Northwestern University’s Medill Justice Project released some of their findings from an investigation into the rate of legal cases surrounding shaken baby syndrome on Tuesday. The Justice Project is an investigative journalism program that researches criminal justice issues, including wrongful convictions.
Project director Alec Klein said the investigation was difficult because few of the crimes had witnesses and because little data has been collected to understand national trends.
The lack of data led the justice center to use information from 3,000 legal cases to create their own database. An analysis of the data shows Utah ranks second in the nation for shaken baby syndrome cases per 100,000 individuals, with Weber County ranking third out of counties nationwide.
Lauryn Schroeder, also with Medill Justice Project, said rates may be influenced by the location of the National Center on Shaken Baby Syndrome’s Headquarters in Farmington Utah.
“The location of an organization like that would make the public more aware of the issue, would make prosecutors more aware of the issue, as well as law enforcement, which could influence the rate and also the number of cases in that area,” Schroeder said.
Other factors that may have elevated rates of criminal cases include an influential hospital system, aggressive prosecutors and how often the media reported on child abuse cases in an area.
Part of the reason the Justice Project decided to look into the issue is a change in how medical experts diagnose the syndrome. In the past, brain swelling, brain bleeding and bleeding in the eyes was enough for a diagnosis.
“Previously, it was more or less an uncontested diagnosis. If the child showed all of these three symptoms…authorities would accuse the last caregiver of abusing the child because they believed that the symptoms were instant,” Schroeder said. “Recent medical studies have shown that the triad can be associated with accidental trauma, such as like when the child falls and other certain medical disorders and there’s also the issue that medical studies have shown that the onset of symptoms isn’t immediate.”
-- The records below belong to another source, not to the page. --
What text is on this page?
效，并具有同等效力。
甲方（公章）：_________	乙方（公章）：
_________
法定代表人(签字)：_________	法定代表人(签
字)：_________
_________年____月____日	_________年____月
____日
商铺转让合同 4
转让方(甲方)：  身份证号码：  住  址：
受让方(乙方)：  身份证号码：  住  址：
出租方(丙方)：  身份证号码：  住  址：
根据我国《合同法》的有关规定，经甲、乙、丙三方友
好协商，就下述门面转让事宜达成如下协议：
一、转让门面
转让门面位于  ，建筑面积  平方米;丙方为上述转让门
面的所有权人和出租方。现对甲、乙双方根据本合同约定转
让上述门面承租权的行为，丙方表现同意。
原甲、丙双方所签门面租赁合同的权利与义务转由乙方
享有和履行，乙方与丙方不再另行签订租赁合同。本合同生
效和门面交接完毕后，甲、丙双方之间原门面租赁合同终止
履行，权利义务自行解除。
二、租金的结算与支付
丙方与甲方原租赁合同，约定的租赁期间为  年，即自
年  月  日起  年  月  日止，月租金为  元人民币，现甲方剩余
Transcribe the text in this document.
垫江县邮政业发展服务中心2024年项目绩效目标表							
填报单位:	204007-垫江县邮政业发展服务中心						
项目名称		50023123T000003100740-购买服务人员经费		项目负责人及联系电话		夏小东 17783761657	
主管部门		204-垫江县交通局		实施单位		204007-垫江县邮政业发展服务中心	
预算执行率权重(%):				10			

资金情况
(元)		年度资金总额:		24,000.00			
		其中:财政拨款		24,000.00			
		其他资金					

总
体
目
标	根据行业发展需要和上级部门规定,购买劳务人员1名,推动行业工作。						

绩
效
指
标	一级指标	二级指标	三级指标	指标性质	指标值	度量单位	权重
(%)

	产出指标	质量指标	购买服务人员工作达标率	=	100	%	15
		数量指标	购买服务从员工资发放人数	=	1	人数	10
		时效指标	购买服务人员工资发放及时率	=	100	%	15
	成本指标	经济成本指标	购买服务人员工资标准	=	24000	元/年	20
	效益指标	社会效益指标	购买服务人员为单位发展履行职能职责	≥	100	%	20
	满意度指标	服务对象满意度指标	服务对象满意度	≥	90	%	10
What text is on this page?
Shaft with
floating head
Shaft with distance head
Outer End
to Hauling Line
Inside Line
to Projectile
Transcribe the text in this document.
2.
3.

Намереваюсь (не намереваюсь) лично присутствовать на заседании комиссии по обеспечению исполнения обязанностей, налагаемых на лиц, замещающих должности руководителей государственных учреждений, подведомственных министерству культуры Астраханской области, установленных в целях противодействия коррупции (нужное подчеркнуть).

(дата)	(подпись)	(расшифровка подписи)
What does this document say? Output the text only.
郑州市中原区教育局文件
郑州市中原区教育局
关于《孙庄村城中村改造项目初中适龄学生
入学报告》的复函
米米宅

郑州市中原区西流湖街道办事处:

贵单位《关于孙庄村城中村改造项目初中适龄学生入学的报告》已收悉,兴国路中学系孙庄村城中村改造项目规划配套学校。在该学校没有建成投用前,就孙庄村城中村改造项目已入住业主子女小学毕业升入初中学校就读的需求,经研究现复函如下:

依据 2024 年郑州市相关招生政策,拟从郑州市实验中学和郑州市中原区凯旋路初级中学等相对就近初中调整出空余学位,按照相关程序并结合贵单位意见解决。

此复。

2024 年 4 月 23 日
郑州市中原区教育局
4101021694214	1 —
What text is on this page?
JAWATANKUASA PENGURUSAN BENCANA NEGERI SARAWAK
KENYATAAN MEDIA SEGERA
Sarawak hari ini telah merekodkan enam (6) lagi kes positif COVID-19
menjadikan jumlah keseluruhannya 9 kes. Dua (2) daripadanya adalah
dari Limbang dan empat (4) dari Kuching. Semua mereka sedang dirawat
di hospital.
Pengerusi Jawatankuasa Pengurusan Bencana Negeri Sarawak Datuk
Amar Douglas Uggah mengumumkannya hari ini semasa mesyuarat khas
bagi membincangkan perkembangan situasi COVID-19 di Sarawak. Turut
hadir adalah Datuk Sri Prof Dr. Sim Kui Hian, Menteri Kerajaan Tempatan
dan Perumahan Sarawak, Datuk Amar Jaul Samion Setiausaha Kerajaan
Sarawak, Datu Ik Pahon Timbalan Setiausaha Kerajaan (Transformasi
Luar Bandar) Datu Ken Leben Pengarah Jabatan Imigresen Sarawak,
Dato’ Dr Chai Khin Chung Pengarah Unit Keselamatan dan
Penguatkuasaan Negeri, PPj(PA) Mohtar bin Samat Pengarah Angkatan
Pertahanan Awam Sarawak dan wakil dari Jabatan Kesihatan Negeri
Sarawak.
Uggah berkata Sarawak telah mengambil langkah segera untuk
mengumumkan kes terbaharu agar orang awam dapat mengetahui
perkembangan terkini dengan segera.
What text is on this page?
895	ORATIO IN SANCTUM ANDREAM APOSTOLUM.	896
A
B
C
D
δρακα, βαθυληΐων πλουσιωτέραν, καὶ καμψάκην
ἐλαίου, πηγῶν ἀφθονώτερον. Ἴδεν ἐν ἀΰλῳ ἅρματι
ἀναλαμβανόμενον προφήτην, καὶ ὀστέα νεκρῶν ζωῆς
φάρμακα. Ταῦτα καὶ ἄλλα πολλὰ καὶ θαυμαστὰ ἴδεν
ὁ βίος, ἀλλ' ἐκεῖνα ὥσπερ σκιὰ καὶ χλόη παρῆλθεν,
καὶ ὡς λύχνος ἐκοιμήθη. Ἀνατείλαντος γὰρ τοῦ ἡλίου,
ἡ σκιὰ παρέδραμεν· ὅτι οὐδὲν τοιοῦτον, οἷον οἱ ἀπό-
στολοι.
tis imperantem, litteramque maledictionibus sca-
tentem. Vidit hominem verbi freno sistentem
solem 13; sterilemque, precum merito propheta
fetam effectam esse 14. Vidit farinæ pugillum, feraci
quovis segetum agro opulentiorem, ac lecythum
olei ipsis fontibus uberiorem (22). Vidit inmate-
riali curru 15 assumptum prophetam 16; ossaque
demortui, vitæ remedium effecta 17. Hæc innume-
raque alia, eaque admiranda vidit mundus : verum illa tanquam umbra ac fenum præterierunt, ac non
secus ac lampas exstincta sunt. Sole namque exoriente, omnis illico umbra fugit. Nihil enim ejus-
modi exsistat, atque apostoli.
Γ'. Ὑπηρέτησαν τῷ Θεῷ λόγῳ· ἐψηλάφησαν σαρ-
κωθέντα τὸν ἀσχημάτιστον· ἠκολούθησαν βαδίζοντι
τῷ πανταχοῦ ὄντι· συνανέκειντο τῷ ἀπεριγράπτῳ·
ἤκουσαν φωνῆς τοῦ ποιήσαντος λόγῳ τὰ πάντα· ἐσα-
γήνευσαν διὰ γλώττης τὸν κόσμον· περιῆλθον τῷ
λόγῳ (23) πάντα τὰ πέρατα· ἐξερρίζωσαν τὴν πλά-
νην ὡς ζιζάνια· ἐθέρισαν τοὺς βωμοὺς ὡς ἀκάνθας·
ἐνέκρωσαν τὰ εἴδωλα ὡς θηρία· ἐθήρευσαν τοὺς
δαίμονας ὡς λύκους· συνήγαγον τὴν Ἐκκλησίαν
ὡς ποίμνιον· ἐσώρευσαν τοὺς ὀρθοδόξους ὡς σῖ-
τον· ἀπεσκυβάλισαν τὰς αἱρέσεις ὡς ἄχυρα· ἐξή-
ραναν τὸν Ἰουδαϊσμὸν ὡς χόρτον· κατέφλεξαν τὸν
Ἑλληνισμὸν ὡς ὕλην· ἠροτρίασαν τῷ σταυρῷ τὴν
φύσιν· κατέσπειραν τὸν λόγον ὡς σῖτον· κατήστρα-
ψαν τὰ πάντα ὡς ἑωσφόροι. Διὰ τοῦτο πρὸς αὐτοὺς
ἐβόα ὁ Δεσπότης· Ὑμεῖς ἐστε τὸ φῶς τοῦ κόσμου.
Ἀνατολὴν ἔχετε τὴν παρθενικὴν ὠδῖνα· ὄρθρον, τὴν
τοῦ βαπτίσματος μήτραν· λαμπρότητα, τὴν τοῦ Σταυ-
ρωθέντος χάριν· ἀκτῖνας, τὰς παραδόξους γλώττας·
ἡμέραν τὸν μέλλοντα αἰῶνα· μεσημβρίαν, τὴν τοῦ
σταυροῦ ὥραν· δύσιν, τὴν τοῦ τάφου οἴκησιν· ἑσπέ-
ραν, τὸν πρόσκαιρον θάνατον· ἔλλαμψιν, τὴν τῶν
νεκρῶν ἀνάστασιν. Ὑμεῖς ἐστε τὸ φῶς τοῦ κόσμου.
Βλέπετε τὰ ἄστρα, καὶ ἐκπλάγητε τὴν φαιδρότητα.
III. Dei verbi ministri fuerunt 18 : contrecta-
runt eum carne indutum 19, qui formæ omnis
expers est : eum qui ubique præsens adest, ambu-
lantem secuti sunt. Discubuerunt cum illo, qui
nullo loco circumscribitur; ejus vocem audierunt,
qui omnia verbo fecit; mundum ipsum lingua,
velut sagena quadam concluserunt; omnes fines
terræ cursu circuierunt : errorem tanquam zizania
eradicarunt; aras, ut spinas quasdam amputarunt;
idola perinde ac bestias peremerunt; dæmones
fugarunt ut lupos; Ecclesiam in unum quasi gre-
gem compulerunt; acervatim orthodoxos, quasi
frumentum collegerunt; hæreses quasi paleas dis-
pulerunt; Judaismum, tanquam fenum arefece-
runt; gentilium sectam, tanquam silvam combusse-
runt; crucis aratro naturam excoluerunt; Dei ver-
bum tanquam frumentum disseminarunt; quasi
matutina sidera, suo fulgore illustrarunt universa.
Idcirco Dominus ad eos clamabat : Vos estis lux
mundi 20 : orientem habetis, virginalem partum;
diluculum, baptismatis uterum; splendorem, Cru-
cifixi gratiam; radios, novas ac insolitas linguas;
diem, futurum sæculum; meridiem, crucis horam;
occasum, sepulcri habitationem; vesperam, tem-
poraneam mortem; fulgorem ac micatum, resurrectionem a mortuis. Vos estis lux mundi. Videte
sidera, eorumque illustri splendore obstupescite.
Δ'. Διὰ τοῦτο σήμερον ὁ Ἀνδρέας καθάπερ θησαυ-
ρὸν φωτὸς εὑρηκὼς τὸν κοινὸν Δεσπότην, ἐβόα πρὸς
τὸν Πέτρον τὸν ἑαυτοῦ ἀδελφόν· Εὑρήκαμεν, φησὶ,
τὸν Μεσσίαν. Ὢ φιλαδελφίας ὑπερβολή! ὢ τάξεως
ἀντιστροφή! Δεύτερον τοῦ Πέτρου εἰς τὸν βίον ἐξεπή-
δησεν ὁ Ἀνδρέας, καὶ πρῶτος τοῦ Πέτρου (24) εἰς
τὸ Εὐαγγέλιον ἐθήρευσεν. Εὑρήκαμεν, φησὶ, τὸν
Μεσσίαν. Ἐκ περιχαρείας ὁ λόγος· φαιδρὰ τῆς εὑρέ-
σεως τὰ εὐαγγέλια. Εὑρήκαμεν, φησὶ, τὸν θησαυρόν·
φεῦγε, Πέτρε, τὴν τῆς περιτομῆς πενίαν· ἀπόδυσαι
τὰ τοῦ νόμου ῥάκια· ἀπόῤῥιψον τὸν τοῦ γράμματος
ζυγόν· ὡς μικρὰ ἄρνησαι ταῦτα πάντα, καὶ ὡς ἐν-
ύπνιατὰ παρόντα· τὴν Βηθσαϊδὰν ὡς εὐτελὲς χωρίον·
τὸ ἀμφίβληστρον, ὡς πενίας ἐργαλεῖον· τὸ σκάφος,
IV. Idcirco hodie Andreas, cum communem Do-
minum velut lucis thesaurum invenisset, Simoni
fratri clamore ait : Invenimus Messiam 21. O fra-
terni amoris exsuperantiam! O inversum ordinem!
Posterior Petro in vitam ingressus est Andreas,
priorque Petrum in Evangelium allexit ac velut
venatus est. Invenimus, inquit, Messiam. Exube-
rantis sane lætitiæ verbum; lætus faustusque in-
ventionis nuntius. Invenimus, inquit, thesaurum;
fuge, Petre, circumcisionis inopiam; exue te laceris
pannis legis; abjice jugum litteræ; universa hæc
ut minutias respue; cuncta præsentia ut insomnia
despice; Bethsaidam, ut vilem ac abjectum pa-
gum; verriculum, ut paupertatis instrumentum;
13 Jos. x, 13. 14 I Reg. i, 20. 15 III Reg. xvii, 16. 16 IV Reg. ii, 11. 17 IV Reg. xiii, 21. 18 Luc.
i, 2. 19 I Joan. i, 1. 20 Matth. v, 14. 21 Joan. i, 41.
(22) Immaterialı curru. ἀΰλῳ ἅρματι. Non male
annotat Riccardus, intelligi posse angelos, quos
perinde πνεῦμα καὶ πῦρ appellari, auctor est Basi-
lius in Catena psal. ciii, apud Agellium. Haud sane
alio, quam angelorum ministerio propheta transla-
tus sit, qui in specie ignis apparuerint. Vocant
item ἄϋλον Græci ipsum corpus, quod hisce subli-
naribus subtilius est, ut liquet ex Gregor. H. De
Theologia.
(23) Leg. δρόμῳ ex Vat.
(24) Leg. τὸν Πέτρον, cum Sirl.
The Justice Center is investigating claims of wrongful convictions in some shaken baby syndrome cases where there are questions regarding the conviction.
Klein said the Medill Justice Project’s goal is to provide the public with a source for information on the issue.
“There’s such a dearth of information about the topic both here in the United States and, frankly, throughout the world. There are literally scores of people annually, here and abroad, who are accused of such crimes, but there has been little information on a macro-level about what’s happening,” Klein said.
Nebraska and Oklahoma were also among the top three states in the nation for rates of shaken baby syndrome.